Shells and other skeletal remains dating back hundreds or thousands of years can be found in the surface sediments of the seabed, allowing us to reconstruct the abundance and richness of 'biotic communities' that lived in environments characterised by low anthropogenic impact. This palaeoecological information can then be compared with the abundance and richness of the communities currently inhabiting the same marine environments, providing important clues as to the current state of ecosystem degradation.
Multibeam echosounder mapping of a seabed that has been subjected to trawling. The multibeam technique provides a detailed image of the seabed. (Image: Giuseppe Catalano - Geonautics)
The 'fossils' found in marine sediments therefore contain a wealth of information about the ecological changes that have taken place over the past decades, centuries and millennia. This evidence helps scientists understand how the climate has changed and how human activity has altered marine ecosystems over time. However, the same human activities that are changing ecosystems are also changing the fossil record and thus our ability to reconstruct the recent history of past anthropogenic impacts.
Indeed, ocean acidification and the spread of invasive species are all human-induced processes that alter both the quality of the fossil record and the potential for organogenic remains of present-day communities to be transferred into the sedimentary record.

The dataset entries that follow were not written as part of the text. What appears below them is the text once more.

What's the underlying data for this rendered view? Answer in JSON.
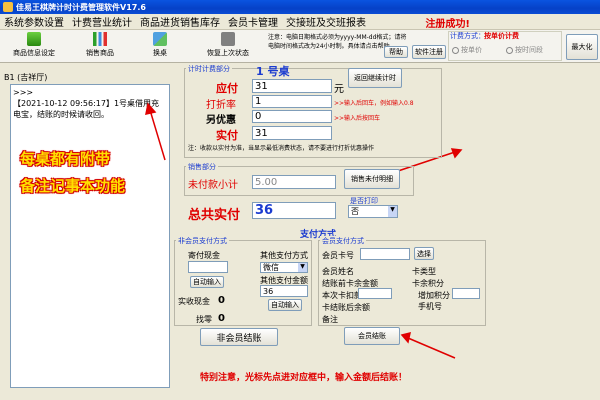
{
  "window": {
    "title": "佳易王棋牌计时计费管理软件V17.6"
  },
  "menu": [
    "系统参数设置",
    "计费营业统计",
    "商品进货销售库存",
    "会员卡管理",
    "交接班及交班报表"
  ],
  "status_message": "注册成功!",
  "toolbar": [
    {
      "label": "商品信息设定",
      "icon": "green-box-icon"
    },
    {
      "label": "销售商品",
      "icon": "bar-chart-icon"
    },
    {
      "label": "换桌",
      "icon": "swap-icon"
    },
    {
      "label": "恢复上次状态",
      "icon": "restore-icon"
    }
  ],
  "notice": {
    "text": "注意：电脑日期格式必须为yyyy-MM-dd格式；请将电脑时间格式改为24小时制。具体请点击帮助",
    "help_label": "帮助",
    "register_label": "软件注册"
  },
  "billing_mode": {
    "label": "计费方式：",
    "value": "按单价计费",
    "options": [
      "按单价",
      "按时间段"
    ]
  },
  "maximize_label": "最大化",
  "room": {
    "label": "B1  (吉祥厅)"
  },
  "log": {
    "prompt": ">>>",
    "entry": "【2021-10-12 09:56:17】1号桌借用充电宝，结账的时候请收回。"
  },
  "annotation": [
    "每桌都有附带",
    "备注记事本功能"
  ],
  "billing": {
    "group_title": "计时计费部分",
    "table_title": "1   号桌",
    "due_label": "应付",
    "due_value": "31",
    "unit": "元",
    "return_button": "返回继续计时",
    "discount_label": "打折率",
    "discount_value": "1",
    "discount_hint": ">>输入后回车，例如输入0.8",
    "extra_label": "另优惠",
    "extra_value": "0",
    "extra_hint": ">>输入后按回车",
    "paid_label": "实付",
    "paid_value": "31",
    "note": "注：收款以实付为准，当显示最低消费状态，请不要进行打折优惠操作"
  },
  "sales": {
    "group_title": "销售部分",
    "unpaid_label": "未付款小计",
    "unpaid_value": "5.00",
    "detail_button": "销售未付明细"
  },
  "total": {
    "label": "总共实付",
    "value": "36",
    "print_label": "是否打印",
    "print_value": "否"
  },
  "payment": {
    "title": "支付方式",
    "non_member_title": "非会员支付方式",
    "cash_label": "寄付现金",
    "cash_value": "",
    "auto_input_label": "自动输入",
    "other_method_label": "其他支付方式",
    "other_method_value": "微信",
    "other_amount_label": "其他支付金额",
    "other_amount_value": "36",
    "auto_input_label2": "自动输入",
    "actual_cash_label": "实收现金",
    "actual_cash_value": "0",
    "change_label": "找零",
    "change_value": "0",
    "non_member_checkout": "非会员结账",
    "member_title": "会员支付方式",
    "card_no_label": "会员卡号",
    "select_label": "选择",
    "member_name_label": "会员姓名",
    "card_type_label": "卡类型",
    "balance_before_label": "结账前卡余金额",
    "card_points_label": "卡余积分",
    "deduct_label": "本次卡扣款",
    "add_points_label": "增加积分",
    "balance_after_label": "卡结账后余额",
    "phone_label": "手机号",
    "remark_label": "备注",
    "member_checkout": "会员结账"
  },
  "bottom_warning": "特别注意，光标先点进对应框中，输入金额后结账！",
  "colors": {
    "title_bar": "#0a54e0",
    "accent_red": "#e00000",
    "label_blue": "#1a3bd0"
  }
}
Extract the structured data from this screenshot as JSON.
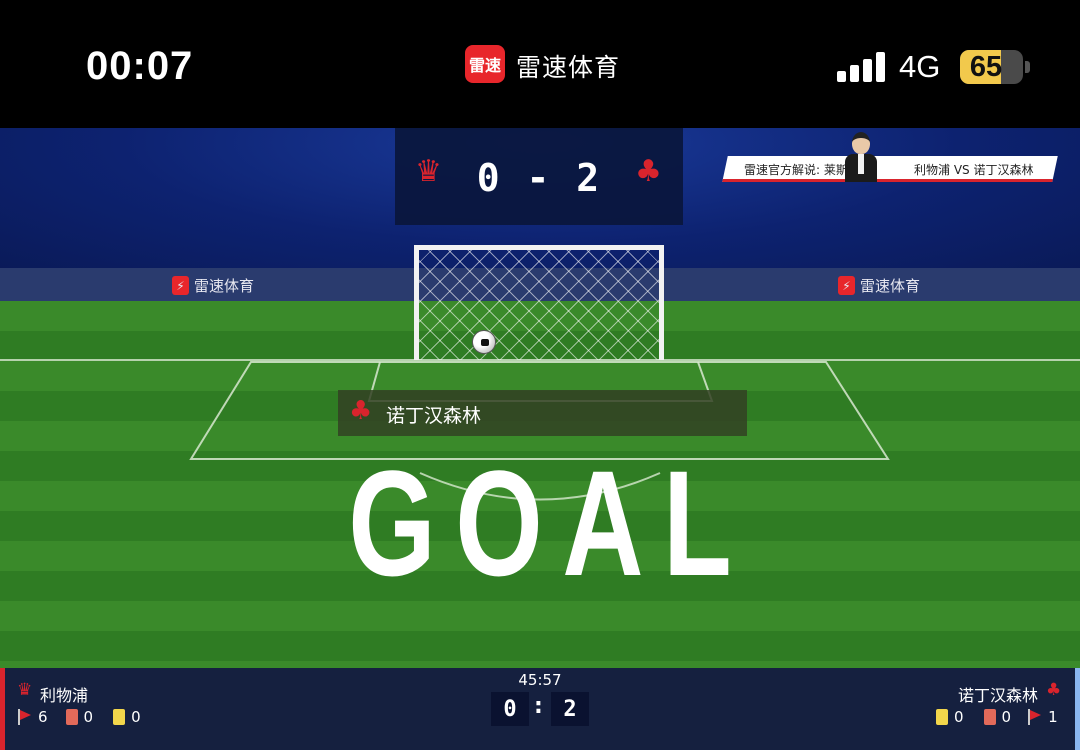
{
  "status_bar": {
    "time": "00:07",
    "app_logo_text": "雷速",
    "app_name": "雷速体育",
    "network": "4G",
    "battery": "65",
    "battery_level": 0.65,
    "icons": [
      "signal-icon",
      "battery-icon"
    ]
  },
  "match": {
    "home_team": "利物浦",
    "away_team": "诺丁汉森林",
    "home_score": "0",
    "away_score": "2",
    "score_display": "0 - 2",
    "clock": "45:57"
  },
  "commentator": {
    "label": "雷速官方解说: 莱斯",
    "matchup": "利物浦 VS 诺丁汉森林"
  },
  "ad_board": {
    "brand": "雷速体育"
  },
  "goal_caption": {
    "team": "诺丁汉森林"
  },
  "goal_banner": "GOAL",
  "stats": {
    "home": {
      "corners": "6",
      "red_cards": "0",
      "yellow_cards": "0"
    },
    "away": {
      "yellow_cards": "0",
      "red_cards": "0",
      "corners": "1"
    }
  },
  "colors": {
    "brand_red": "#e8262b",
    "pitch_green": "#3a8a2a",
    "hud_navy": "#15203f",
    "battery_yellow": "#f2c94c"
  }
}
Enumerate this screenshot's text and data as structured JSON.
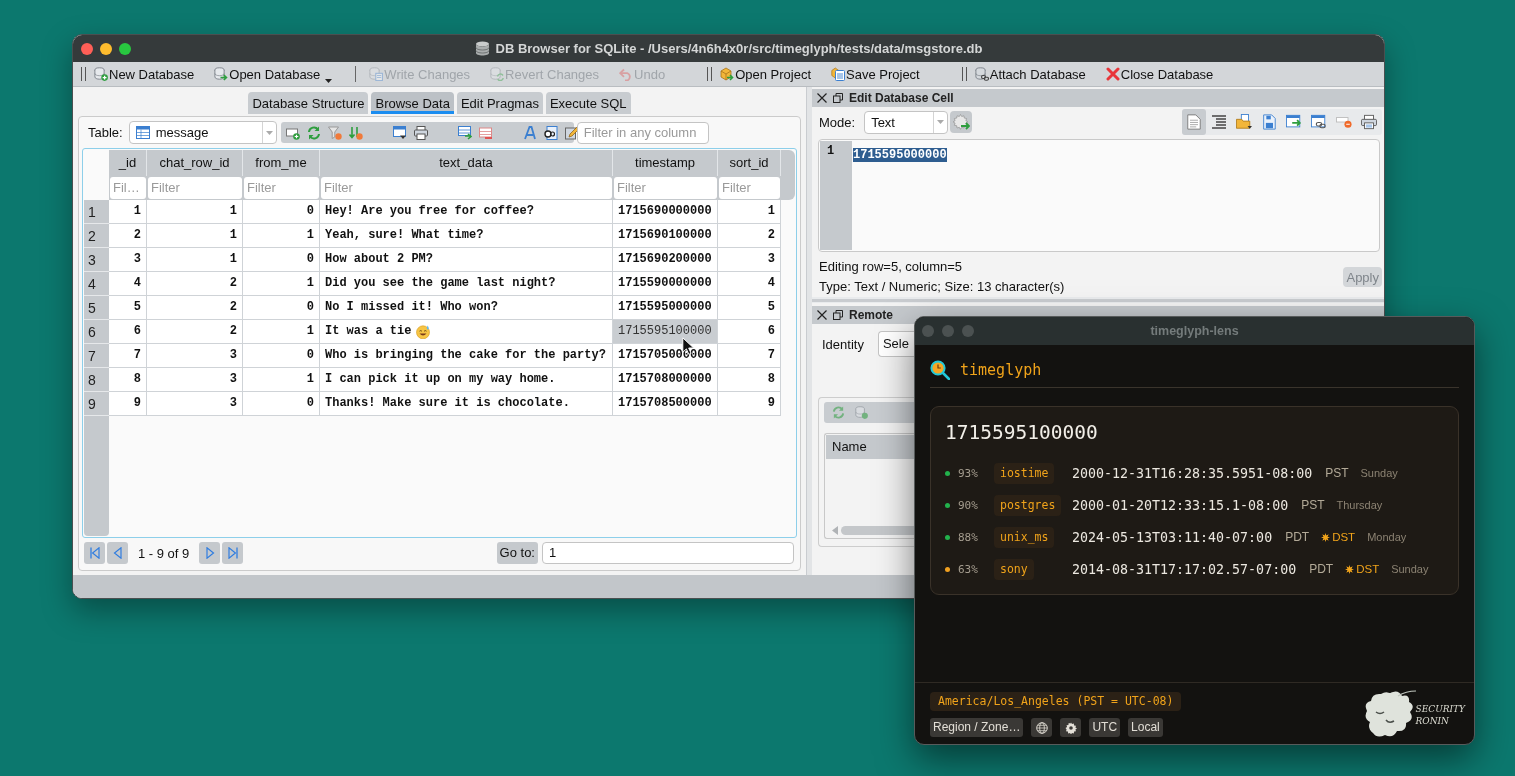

On the latter point, the example of the red king crab (Paralithodes camtschaticus), or 'our' blue crab (Callinectes sapidus), voracious predators introduced into the Barents and Adriatic Seas respectively, is particularly relevant. They are causing the disappearance of the 'clam' communities in these seas, altering ecosystems and reducing the likelihood of these shells being preserved in the fossil record.
Another example is trawling, which alters and mixes the sediments preserved on the seabed, limiting our ability to accurately read the fossil record and ultimately reconstruct recent environmental changes.
"This is why", concludes Professor Scarponi, "it is very important to understand the implications of these changes, otherwise we risk misinterpreting the fossil record and limiting our ability to reconstruct the recent past of modern ecosystems.